O resultado dessa investida, explica o profissional, varia de acordo com a paciência e a persistência dos envolvidos, e requer nunca perder de vista de que o objetivo principal é conseguir o máximo de conforto para a criança. Alexandre reforça que a família é fundamental nesse momento.

“Quanto mais essa bandeira for divulgada mais estabelecimentos vão olhar para eles e entender a necessidade de se preparar”

Corte de cabelo e o respeito com as crianças

“O comportamento no salão a principio é de desconfiança, assim que perceberem que alguém irá mexer em seu cabelo a defesa é de desviar nossa atenção. Eles começam a querer ir para outro local, vão um lado e para o outro tentando fugir da situação. Nesse momento, é muito importante a ajuda dos pais, que calmamente devem conduzir a criança da forma que elas se sentem mais seguras”, explica.
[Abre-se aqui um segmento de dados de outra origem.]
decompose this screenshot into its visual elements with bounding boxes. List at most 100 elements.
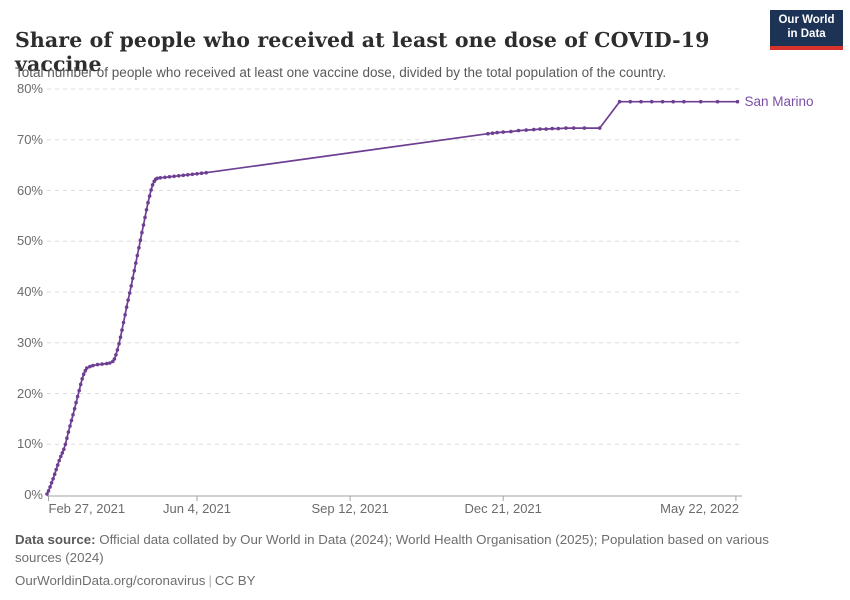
data-point (75, 394, 80, 399)
data-point (126, 298, 130, 302)
data-point (66, 430, 71, 434)
x-axis-tick-label: Jun 4, 2021 (163, 501, 232, 516)
data-point (639, 99, 643, 104)
y-axis-tick-label: 70% (16, 131, 43, 147)
data-point (141, 223, 146, 227)
data-point (78, 382, 83, 387)
data-point (582, 126, 587, 130)
data-point (108, 361, 112, 365)
series-line (46, 100, 738, 495)
data-point (671, 99, 675, 104)
data-point (46, 489, 51, 493)
data-point (532, 127, 536, 132)
data-point (544, 127, 548, 131)
data-point (186, 173, 190, 177)
data-point (118, 335, 123, 340)
data-point (155, 176, 159, 181)
data-point (195, 172, 199, 176)
data-source-text: Official data collated by Our World in D… (15, 532, 769, 565)
data-point (117, 342, 121, 346)
data-point (114, 353, 118, 357)
data-point (112, 357, 117, 361)
data-point (49, 481, 54, 485)
y-axis-tick-label: 30% (16, 334, 43, 350)
x-axis-tick-label: Feb 27, 2021 (48, 501, 126, 516)
data-point (660, 99, 665, 104)
data-point (516, 128, 521, 133)
data-point (104, 361, 109, 366)
data-point (51, 477, 55, 481)
data-point (509, 129, 513, 134)
data-point (134, 261, 138, 265)
data-point (123, 313, 127, 317)
data-point (158, 176, 163, 180)
data-point (48, 485, 52, 489)
cc-by-license-link[interactable]: CC BY (214, 572, 256, 588)
y-axis-tick-label: 20% (16, 385, 43, 401)
data-point (95, 362, 100, 367)
data-point (68, 424, 72, 428)
data-point (45, 492, 49, 496)
owid-logo-accent-bar (770, 46, 843, 50)
data-point (495, 130, 499, 135)
x-axis-tick-label: May 22, 2022 (660, 501, 739, 516)
chart-subtitle: Total number of people who received at l… (15, 64, 667, 80)
data-point (617, 99, 622, 104)
data-point (71, 413, 75, 417)
data-point (127, 291, 132, 295)
owid-coronavirus-link[interactable]: OurWorldinData.org/coronavirus (15, 572, 206, 588)
data-point (100, 362, 104, 366)
data-point (130, 276, 135, 281)
data-point (147, 194, 152, 198)
data-point (490, 131, 495, 135)
data-point (556, 126, 561, 131)
data-point (564, 126, 568, 130)
x-axis-tick-label: Sep 12, 2021 (311, 501, 389, 516)
data-point (85, 366, 89, 370)
data-point (150, 183, 155, 187)
data-point (55, 463, 60, 467)
data-point (62, 447, 66, 452)
data-point (538, 127, 542, 131)
data-point (698, 99, 703, 104)
footer-links: OurWorldinData.org/coronavirus | CC BY (15, 572, 815, 590)
chart-footer: Data source: Official data collated by O… (15, 531, 815, 590)
x-axis-tick-label: Dec 21, 2021 (464, 501, 542, 516)
data-point (83, 368, 88, 373)
data-point (597, 126, 602, 130)
data-point (190, 172, 195, 177)
data-point (57, 458, 61, 463)
data-point (138, 238, 143, 242)
data-point (54, 467, 58, 472)
data-point (735, 99, 740, 104)
data-point (91, 363, 95, 368)
data-point (65, 436, 69, 441)
data-point (163, 175, 167, 180)
data-point (682, 99, 686, 104)
y-axis-tick-label: 80% (16, 81, 43, 96)
data-source-note: Data source: Official data collated by O… (15, 531, 815, 567)
data-point (74, 400, 78, 405)
footer-separator: | (208, 572, 212, 588)
series-label: San Marino (744, 93, 814, 109)
data-point (140, 230, 144, 235)
data-point (120, 328, 124, 332)
data-point (204, 170, 208, 175)
data-point (628, 99, 633, 104)
data-point (501, 130, 506, 134)
data-point (80, 377, 84, 381)
data-point (146, 200, 150, 205)
data-point (167, 175, 172, 179)
data-point (486, 131, 490, 136)
y-axis-tick-label: 40% (16, 284, 43, 299)
data-point (137, 246, 141, 250)
data-point (571, 126, 576, 130)
data-source-label: Data source: (15, 532, 96, 547)
chart-title: Share of people who received at least on… (15, 27, 710, 76)
data-point (135, 253, 140, 258)
data-point (69, 418, 74, 423)
data-point (649, 99, 654, 104)
data-point (149, 188, 153, 192)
“Uma dica importante aos pais que sentirem dificuldade com a agitação da criança é respeitar o momento dela e não exigir demais. O corte pode ser pausado e continuar momentos depois ou mesmo no outro dia, até que a criança se sinta segura e à vontade no ambiente. Outra dica é trazê-los um pouco antes do horário combinado, para que possam se ambientar e brincar. Com certeza esse cuidado facilitará e deixará a criança mais feliz e confiante”.
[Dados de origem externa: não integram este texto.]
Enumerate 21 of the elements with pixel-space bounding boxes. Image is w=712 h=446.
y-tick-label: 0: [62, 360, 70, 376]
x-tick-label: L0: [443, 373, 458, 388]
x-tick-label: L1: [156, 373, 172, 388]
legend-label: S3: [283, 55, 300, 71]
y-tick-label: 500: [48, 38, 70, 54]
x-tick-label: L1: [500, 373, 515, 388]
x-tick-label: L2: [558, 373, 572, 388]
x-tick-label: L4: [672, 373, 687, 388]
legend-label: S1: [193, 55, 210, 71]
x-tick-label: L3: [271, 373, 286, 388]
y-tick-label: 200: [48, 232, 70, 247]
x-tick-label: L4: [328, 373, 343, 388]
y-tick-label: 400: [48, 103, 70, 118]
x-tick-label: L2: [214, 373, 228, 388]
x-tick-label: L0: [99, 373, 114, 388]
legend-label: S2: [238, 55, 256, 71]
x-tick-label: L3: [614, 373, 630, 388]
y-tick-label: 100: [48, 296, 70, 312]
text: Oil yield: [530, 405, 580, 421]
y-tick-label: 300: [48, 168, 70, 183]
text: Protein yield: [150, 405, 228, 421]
Iniciativas como esta reforçam a importância de resgatar a empatia nas relações, e demonstram que os caminhos da inclusão pressupõem uma revolução no próprio de ser e estar no mundo. Observar esses pontos e investir em uma comunicação corporal e verbal afetiva contribui não só para uma relação entre cliente e alguém que oferece um serviço, mas para as relações humanas em geral.

O desejo de Alexandre é que sua iniciativa seja apenas a primeira de um movimento maior pela inclusão verdadeira e efetiva.

“Quanto mais essa bandeira for divulgada mais estabelecimentos vão olhar para eles e entender a necessidade de se preparar. Eu quero que o movimento cresça o máximo que puder em diversos salões, tornando a vida dos pais e das crianças mais tranquila e feliz”, defende.